Where have all the flowers gone?

Strolling through Ludlow the other week, I saw a young woman discard a cigarette butt into the gutter. If a litter warden had spotted her, she could have been slapped down with a £50 on-the-spot fine, or dragged through the courts as littering is now a criminal offence. Around 300 new offences being created every year and ever increasing criminalisation is now the way we control society and individuals within it. Responsibilities that used to lie with communities, issues that might have been dealt with by local bobbies—or a lively row between neighbours—are now dragged through the courts. Communities are losing their role in shaping behaviour and defining what is acceptable in society. Worse than that, our sense of community is ebbing away so fast we seem not to be noticing its disappearance.

Schools are at the heart of communities, especially in rural areas, and have a role to play in shaping social behaviour, but the way the government is burdening them with responsibilities is having the opposite effect. Over the next few years breakfast and after-school clubs, and learning targets for children at nursery school, will further erode parents' responsibilities for guiding and shaping the lives of their children. And kids will have to spend more time away from home on the bus as schools close and merge to cope with their growing responsibilities and demographic changes. The government's aim is to increase economic productivity, but the consequence is to erode personal and social responsibility for our children. If parents still can't cope with the few responsibilities they are left with, we are told we need not worry. Local authorities can slap an ABSO Parenting Order on them and send them to compulsory parenting classes.

Qualifications, and behaviour at school, matter so much to the government that every 14 year old is now to be given a Unique Learner Number. The aim is to create a "tamper-proof CV" for colleges and employers, with records of qualifications, attendance and exclusions.

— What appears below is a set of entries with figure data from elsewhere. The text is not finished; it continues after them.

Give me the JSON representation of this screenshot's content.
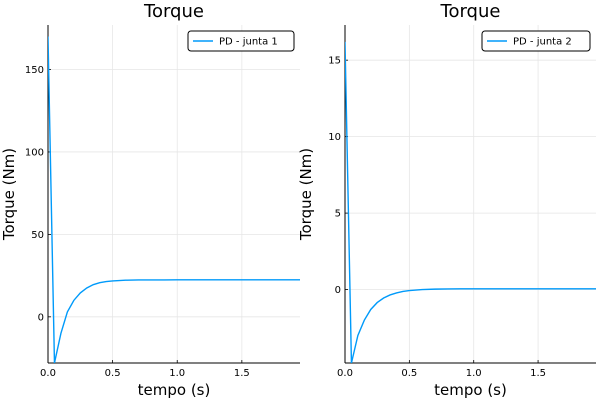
{
  "chart_data": [
    {
      "type": "line",
      "title": "Torque",
      "xlabel": "tempo (s)",
      "ylabel": "Torque (Nm)",
      "xlim": [
        0,
        1.95
      ],
      "ylim": [
        -28,
        177
      ],
      "xticks": [
        0,
        0.5,
        1,
        1.5
      ],
      "xtick_labels": [
        "0.0",
        "0.5",
        "1.0",
        "1.5"
      ],
      "yticks": [
        0,
        50,
        100,
        150
      ],
      "ytick_labels": [
        "0",
        "50",
        "100",
        "150"
      ],
      "grid": true,
      "legend_position": "top-right",
      "color": "#009AFA",
      "series": [
        {
          "name": "PD - junta 1",
          "x": [
            0,
            0.05,
            0.1,
            0.15,
            0.2,
            0.25,
            0.3,
            0.35,
            0.4,
            0.45,
            0.5,
            0.6,
            0.7,
            0.8,
            0.9,
            1.0,
            1.2,
            1.4,
            1.6,
            1.8,
            1.95
          ],
          "y": [
            170,
            -28,
            -10,
            3,
            10,
            14.5,
            17.5,
            19.5,
            20.7,
            21.4,
            21.8,
            22.2,
            22.35,
            22.4,
            22.4,
            22.45,
            22.45,
            22.45,
            22.45,
            22.45,
            22.45
          ]
        }
      ]
    },
    {
      "type": "line",
      "title": "Torque",
      "xlabel": "tempo (s)",
      "ylabel": "Torque (Nm)",
      "xlim": [
        0,
        1.95
      ],
      "ylim": [
        -4.8,
        17.3
      ],
      "xticks": [
        0,
        0.5,
        1,
        1.5
      ],
      "xtick_labels": [
        "0.0",
        "0.5",
        "1.0",
        "1.5"
      ],
      "yticks": [
        0,
        5,
        10,
        15
      ],
      "ytick_labels": [
        "0",
        "5",
        "10",
        "15"
      ],
      "grid": true,
      "legend_position": "top-right",
      "color": "#009AFA",
      "series": [
        {
          "name": "PD - junta 2",
          "x": [
            0,
            0.05,
            0.1,
            0.15,
            0.2,
            0.25,
            0.3,
            0.35,
            0.4,
            0.45,
            0.5,
            0.6,
            0.7,
            0.8,
            0.9,
            1.0,
            1.2,
            1.4,
            1.6,
            1.8,
            1.95
          ],
          "y": [
            16.2,
            -4.8,
            -3.0,
            -2.0,
            -1.3,
            -0.85,
            -0.55,
            -0.35,
            -0.22,
            -0.12,
            -0.06,
            0.0,
            0.03,
            0.04,
            0.05,
            0.05,
            0.05,
            0.05,
            0.05,
            0.05,
            0.05
          ]
        }
      ]
    }
  ]
}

But it will also mean that a child who, say, stays away from school to avoid bullying will have her attendance record hung like a millstone around her neck for life. Childhood, the most precious time of life, will be further eroded as parents and teachers warn kids: "if you misbehave, it will be like a criminal record for the rest of your life".

A child born in 2008 will be treated by the government in much the same way as a cow born in this year. The cow will get an "passport" that will identify it from the first month of life to the slaughter house. The child will be placed on the National Child Database at birth, get its Unique Learner Number at 14 and an Identity Card at 16. Still, at least it this should make it easier to easier to issue penalties for dropping litter, especially if children are forced to have their numbers clipped to their ears like cattle. Better still, why not save paperwork? Just give the litter louts a whack with an electric cattle prod!

Where have all the children gone? Treated like criminals every one. When will they ever learn?